REST API では、"ユーザーが CRM システムで見つかりませんでした。" などのエラー メッセージを返すことが必要になる場合があります。エラーが発生した場合、REST API では HTTP 409 のエラーメッセージ (競合応答の状態コード) を返す必要があります。 詳細については、「RESTful 技術プロファイル」を参照してください。

この動作は、検証技術プロファイルから REST API 技術プロファイルを呼び出すことによってのみ実現できます。 ユーザーはページのデータを修正して、ページの送信時に検証を再度実行します。

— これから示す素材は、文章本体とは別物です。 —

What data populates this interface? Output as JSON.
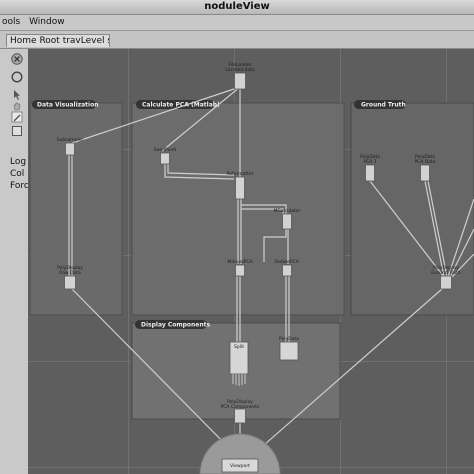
{
  "window": {
    "title": "noduleView"
  },
  "menubar": {
    "items": [
      "ools",
      "Window"
    ]
  },
  "breadcrumb": {
    "text": "Home Root travLevel shmStatus"
  },
  "left_panel": {
    "tools": [
      {
        "name": "close-tool",
        "icon": "x-circle-icon"
      },
      {
        "name": "circle-tool",
        "icon": "circle-icon"
      },
      {
        "name": "pointer-tool",
        "icon": "pointer-icon"
      },
      {
        "name": "hand-tool",
        "icon": "hand-icon"
      },
      {
        "name": "edit-tool",
        "icon": "pencil-icon"
      },
      {
        "name": "select-tool",
        "icon": "square-icon"
      }
    ],
    "labels": {
      "log": "Log",
      "col": "Col",
      "force": "Force"
    }
  },
  "canvas": {
    "groups": {
      "data_visualization": "Data Visualization",
      "calculate_pca": "Calculate PCA (Matlab)",
      "ground_truth": "Ground Truth",
      "display_components": "Display Components"
    },
    "nodes": {
      "top_loader": "FileLoader\nLocated data",
      "subsampler": "Subsampler",
      "seedpoint": "SeedPoint",
      "reformatter": "Reformatter",
      "setcomputer": "MCalculator",
      "manual_pca": "ManualPCA",
      "rotate_pca": "RotatePCA",
      "left_display": "PolyDisplay\nRaw Data",
      "ground_1": "PolyData\nPCA 1",
      "ground_2": "PolyData\nPCA Data",
      "ground_display": "PolyDisplay\nGround Truth",
      "pcs_node": "Split",
      "pca_poly": "PolyData",
      "pca_components": "PolyDisplay\nPCA Components",
      "bottom_node": "Viewport"
    },
    "colors": {
      "background": "#5e5e5e",
      "group_fill": "#6e6e6e",
      "ground_truth_fill": "#666666",
      "group_label_bg": "#333333",
      "node_fill": "#d2d2d2",
      "edge": "#cfcfcf"
    }
  }
}
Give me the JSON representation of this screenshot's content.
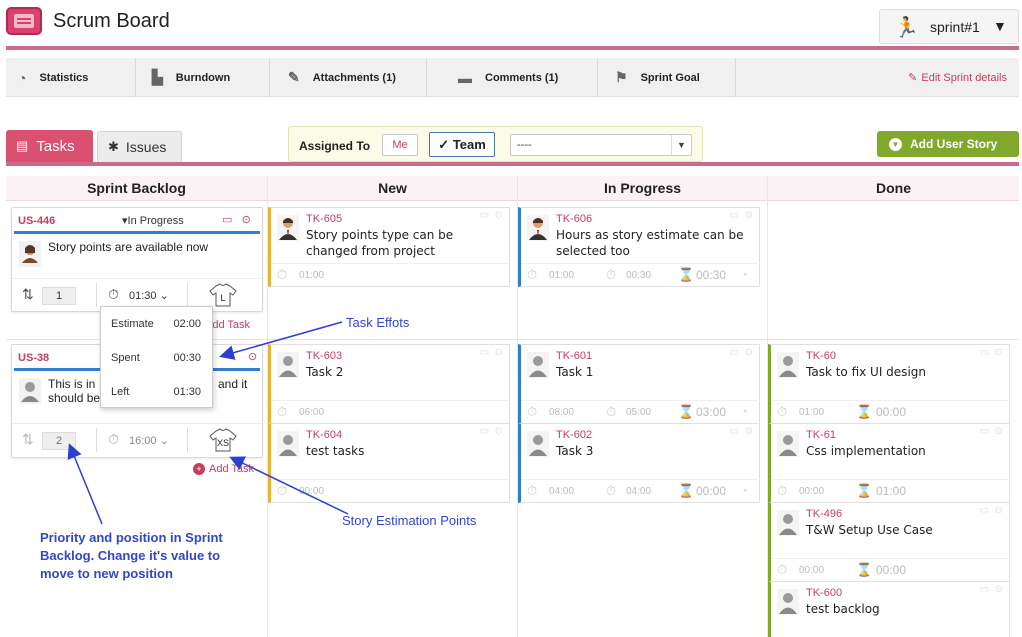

ユーザー体験から REST API の技術プロファイルを直接参照した場合、ユーザーは関連するエラー メッセージと共に証明書利用者アプリケーションにリダイレクトされます。

REST API の開発

REST API は、セキュリティで保護され、要求を JSON 形式で送受信できる限り、どのプラットフォームでも開発でき、任意のプログラミング言語で記述できます。

REST API サービスへの要求は Azure AD B2C サーバーから作成されます。 REST API サービスは、パブリックにアクセスできる HTTPS エンドポイントに公開する必要があります。 REST API の呼び出しは、Azure データ センターの IP アドレスから受け取ります。

開発が容易になるよう、Azure Functions の HTTP トリガーのようなサーバーレス クラウド関数を使用できます。

REST API サービスとその基になるコンポーネント (データベースやファイル システムなど) は、高可用性を備えるように設計する必要があります。

重要

エンドポイントは、Azure AD B2C のセキュリティ要件に準拠している必要があります。 以前の TLS バージョンと暗号は非推奨です。 詳細については、Azure AD B2C の TLS および暗号スイートの要件に関するページを参照してください。